Reputation: 570
I am trying to loop over all arguments passed to a Fortran program, with the number of arguments varying. Thus I made the array of strings allocatable.
However once I to start said loop, I get a segfault, if any argument is given.
Is there any problem with having an allocatable string array?
CODE:
program read_args
implicit none
character(len=999), allocatable :: args(:)
integer, allocatable :: i, nargs
nargs=command_argument_count()
if ( nargs == 0 ) then
print*, 'err: no arguments or options'
stop
end if
allocate(args(1:nargs))
print*, nargs, size(args(:))
do i=1,nargs
call getarg(i,args(i))
args(i)=trim(adjustl(args(i)))
end do
end program
The number of arguments and array size is printed, once I try to read in the argument, I get a segfault.
Compiler, gfortran - gcc , v8.3.0
on debian 10
(To avoid XY-problems: the idea is to check for option flags in the argument list as well as to get all file names which should be processed)
Results:
$ ./a.out
err: no arguments or options
$ ./a.out arg1 arg2
2 2
<Segfault>
Upvotes: 3
Views: 506
Reputation: 32366
As the comments have stated, the problem in this program is the use of the unallocated variable i
in the do construct, not the use of the the character array inside the construct.

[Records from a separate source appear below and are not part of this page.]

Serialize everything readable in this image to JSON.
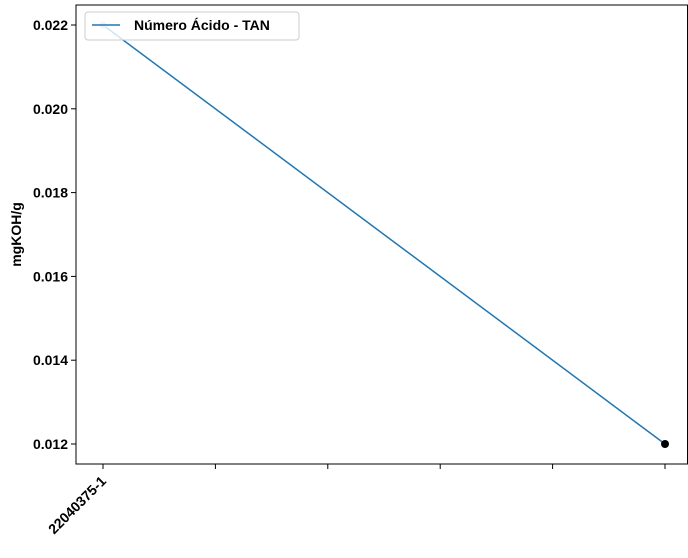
{
  "chart_data": {
    "type": "line",
    "title": "",
    "xlabel": "",
    "ylabel": "mgKOH/g",
    "categories": [
      "22040375-1",
      "",
      "",
      "",
      "",
      ""
    ],
    "series": [
      {
        "name": "Número Ácido - TAN",
        "points": [
          {
            "x_index": 0,
            "y": 0.022
          },
          {
            "x_index": 5,
            "y": 0.012
          }
        ],
        "color": "#1f77b4",
        "end_marker_color": "#000000"
      }
    ],
    "yticks": [
      "0.012",
      "0.014",
      "0.016",
      "0.018",
      "0.020",
      "0.022"
    ],
    "ylim": [
      0.0115,
      0.0225
    ],
    "grid": false,
    "legend": "top-left"
  }
}
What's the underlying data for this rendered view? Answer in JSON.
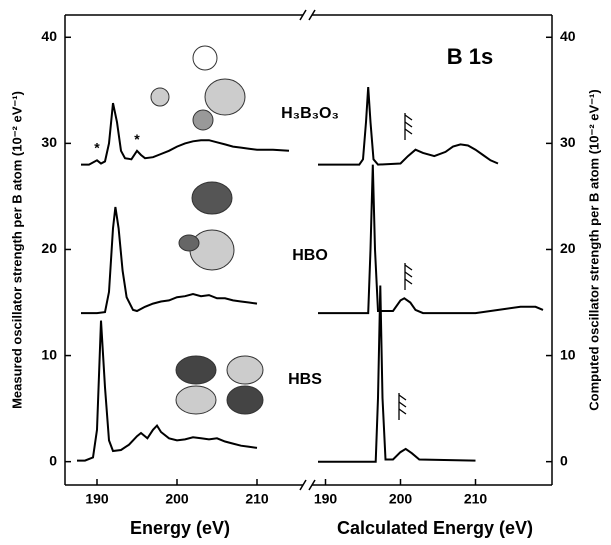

We can be precise about why this use of i
is problematic.
In
do i=1,nargs
we have that i
is the "do variable" (Fortran 2018, 11.1.7.2). In such a do construct we know (Fortran 2018, 11.1.7.4.1) that as part of the processing of the loop:
The DO variable becomes defined with the value of the initial parameter
So, does this "definition" involve first an allocation of i
?
It does not. This contrasts with the explicit allocation process as part of intrinsic assignment, say (such as with the valid nargs=command_argument_count()

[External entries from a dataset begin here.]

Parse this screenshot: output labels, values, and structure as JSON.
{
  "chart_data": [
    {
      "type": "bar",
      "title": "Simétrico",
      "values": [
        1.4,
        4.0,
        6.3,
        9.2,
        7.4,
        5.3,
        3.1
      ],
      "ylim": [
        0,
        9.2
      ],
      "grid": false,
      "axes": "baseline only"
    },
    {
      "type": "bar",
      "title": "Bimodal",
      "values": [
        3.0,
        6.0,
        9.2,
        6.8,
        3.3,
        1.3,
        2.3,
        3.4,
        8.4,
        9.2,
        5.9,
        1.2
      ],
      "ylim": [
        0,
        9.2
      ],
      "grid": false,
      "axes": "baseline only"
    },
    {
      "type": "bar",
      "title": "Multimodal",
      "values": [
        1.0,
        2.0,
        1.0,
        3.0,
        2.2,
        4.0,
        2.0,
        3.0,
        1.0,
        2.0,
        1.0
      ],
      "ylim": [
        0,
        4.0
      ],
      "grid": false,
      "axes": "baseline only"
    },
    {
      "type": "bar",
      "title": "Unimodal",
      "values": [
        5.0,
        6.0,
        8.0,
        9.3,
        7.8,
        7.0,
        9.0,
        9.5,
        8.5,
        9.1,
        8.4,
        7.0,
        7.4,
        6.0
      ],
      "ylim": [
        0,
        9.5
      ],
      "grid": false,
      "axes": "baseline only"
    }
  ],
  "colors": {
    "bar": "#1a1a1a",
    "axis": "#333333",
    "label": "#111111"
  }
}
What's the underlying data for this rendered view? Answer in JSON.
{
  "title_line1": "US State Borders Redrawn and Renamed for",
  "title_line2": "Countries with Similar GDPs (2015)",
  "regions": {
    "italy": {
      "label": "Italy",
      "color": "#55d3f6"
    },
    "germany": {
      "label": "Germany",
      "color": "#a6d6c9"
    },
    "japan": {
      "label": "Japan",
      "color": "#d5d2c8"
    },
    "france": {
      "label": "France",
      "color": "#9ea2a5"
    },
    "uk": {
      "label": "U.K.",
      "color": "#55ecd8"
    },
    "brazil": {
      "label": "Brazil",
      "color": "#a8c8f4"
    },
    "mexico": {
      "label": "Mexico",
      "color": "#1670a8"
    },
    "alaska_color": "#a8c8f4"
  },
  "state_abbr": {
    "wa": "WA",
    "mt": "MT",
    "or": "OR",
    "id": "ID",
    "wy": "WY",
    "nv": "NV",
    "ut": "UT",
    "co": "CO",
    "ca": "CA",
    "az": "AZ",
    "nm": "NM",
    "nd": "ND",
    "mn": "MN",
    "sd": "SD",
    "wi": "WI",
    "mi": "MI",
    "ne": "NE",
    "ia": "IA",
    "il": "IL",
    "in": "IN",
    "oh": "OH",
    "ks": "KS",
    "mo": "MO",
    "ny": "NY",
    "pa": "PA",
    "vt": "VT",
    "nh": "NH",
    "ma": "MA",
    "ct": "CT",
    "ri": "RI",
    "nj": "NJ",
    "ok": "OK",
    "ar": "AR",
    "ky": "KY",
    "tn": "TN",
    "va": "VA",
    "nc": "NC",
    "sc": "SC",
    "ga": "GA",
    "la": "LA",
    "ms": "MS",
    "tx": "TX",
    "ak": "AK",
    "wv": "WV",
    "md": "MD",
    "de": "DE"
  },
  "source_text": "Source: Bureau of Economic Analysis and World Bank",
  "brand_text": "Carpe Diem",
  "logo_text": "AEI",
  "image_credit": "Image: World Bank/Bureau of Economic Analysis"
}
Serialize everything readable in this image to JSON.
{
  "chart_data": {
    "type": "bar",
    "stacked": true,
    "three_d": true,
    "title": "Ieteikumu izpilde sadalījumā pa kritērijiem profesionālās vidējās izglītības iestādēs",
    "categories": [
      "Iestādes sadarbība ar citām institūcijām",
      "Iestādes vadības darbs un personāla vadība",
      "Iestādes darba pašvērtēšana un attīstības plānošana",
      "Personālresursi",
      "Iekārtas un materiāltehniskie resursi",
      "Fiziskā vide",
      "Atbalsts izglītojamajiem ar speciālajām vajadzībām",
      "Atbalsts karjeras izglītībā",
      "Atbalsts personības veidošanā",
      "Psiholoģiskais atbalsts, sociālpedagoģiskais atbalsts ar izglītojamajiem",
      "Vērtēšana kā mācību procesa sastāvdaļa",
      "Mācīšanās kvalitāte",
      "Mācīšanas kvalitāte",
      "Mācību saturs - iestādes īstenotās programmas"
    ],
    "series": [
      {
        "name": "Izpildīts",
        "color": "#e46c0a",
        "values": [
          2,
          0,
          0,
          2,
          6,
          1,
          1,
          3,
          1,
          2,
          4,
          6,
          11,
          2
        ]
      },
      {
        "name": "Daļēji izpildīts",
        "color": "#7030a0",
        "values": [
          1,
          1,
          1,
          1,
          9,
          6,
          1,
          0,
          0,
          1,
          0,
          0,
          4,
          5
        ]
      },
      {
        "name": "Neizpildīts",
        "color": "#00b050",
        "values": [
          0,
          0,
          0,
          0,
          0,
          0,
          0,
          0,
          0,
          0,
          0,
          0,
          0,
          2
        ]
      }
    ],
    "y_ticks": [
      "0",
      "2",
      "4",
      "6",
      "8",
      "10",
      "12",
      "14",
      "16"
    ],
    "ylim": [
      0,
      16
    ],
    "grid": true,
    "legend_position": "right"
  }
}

). This "becomes defined" is not allowed with i
not allocated (Fortran 2018, 5.4.10):
An unallocated allocatable variable shall not be referenced or defined.
The definition of i
is not the same process as having i
the target of an intrinsic assignment with the initial parameter.
In general, having allocatable scalars such as i
and nargs
can be useful, but in the case of this question that doesn't appear so: removing the allocatable
attribute from them doesn't change the logic. Alternatively, i
can be explicitly allocated (without needing to give it a value) before the do construct is entered.